Marina miró por encima de las cabezas de los muchos hombres que la rodeaban, buscando al joven rubio, esbelto y hermoso que se recostaba contra la pared; tenía una expresión pensativa que ella reconoció como la de un enamorado. Aunque Marina sonreía con dulzura a uno de sus compañeros, ni siquiera le estaba escuchando. Su mente estaba absorta en aquella tarde en que Samuel le había confesado amar a su esposa. Lo siguió con la vista: tenía a Carla de la mano y la guiaba por los intrincados pasos de una danza.

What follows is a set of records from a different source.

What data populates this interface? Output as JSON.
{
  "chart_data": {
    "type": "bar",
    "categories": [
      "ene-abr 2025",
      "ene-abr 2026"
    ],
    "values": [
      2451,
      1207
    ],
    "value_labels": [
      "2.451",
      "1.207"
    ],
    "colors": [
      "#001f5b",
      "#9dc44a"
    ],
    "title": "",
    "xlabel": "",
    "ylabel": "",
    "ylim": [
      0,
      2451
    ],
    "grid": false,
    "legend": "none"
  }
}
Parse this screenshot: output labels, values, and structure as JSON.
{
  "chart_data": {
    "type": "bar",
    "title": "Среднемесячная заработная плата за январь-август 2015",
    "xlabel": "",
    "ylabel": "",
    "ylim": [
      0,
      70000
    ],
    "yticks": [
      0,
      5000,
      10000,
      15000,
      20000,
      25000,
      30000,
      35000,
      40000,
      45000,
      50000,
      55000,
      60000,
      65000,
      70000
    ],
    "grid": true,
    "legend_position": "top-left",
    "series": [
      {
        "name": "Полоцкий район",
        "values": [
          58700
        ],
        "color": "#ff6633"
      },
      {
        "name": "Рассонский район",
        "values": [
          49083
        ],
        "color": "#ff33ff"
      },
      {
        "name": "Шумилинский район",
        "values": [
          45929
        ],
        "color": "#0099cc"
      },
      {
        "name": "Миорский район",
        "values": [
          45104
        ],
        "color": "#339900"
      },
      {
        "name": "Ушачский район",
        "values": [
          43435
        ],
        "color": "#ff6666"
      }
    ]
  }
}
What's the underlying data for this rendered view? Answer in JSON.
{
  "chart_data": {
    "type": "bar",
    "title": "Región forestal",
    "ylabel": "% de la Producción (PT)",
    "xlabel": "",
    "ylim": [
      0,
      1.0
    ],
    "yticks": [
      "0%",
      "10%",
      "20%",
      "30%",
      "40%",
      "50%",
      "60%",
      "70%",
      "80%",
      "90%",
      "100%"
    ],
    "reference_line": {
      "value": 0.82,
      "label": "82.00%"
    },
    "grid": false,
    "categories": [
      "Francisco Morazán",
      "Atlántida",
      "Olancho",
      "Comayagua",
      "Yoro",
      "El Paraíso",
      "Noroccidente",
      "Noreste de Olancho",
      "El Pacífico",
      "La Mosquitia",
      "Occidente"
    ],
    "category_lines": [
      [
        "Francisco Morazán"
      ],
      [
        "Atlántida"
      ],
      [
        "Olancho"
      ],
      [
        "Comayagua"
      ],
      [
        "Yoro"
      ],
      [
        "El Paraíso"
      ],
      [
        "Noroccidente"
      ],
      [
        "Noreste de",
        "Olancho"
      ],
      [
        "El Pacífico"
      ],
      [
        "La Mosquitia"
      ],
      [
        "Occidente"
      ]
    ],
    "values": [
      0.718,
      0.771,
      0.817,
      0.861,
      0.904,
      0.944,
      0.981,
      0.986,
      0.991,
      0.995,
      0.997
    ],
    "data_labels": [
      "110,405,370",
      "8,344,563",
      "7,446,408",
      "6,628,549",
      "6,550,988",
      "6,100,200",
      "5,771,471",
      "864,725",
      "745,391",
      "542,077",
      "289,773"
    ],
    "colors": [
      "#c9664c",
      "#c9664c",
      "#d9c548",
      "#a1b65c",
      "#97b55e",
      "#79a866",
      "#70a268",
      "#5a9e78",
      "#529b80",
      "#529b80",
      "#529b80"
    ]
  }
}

A Marina no le importaba tener a varios jóvenes a sus pies. El hecho de que Samuel la rechazara sólo hacía que lo deseara más aún. Si él hubiera jurado que aún la amaba, tal vez ella habría estudiado alguna de las múltiples propuestas matrimoniales que se le hacían. Pero el castaño la había rechazado y, por lo tanto, ella tenía que conseguirlo. Sólo una cosa estorbaba sus planes, y la desquiciada mujer ya proyectaba quitarla de en medio.
El joven rubio miraba a Carla como fascinado, sin quitar los ojos de ella. Marina ya lo había notado durante la cena, pero aquella rubia era tan estúpida que ni siquiera detectaba la presencia del admirador; no apartaba los ojos de su marido.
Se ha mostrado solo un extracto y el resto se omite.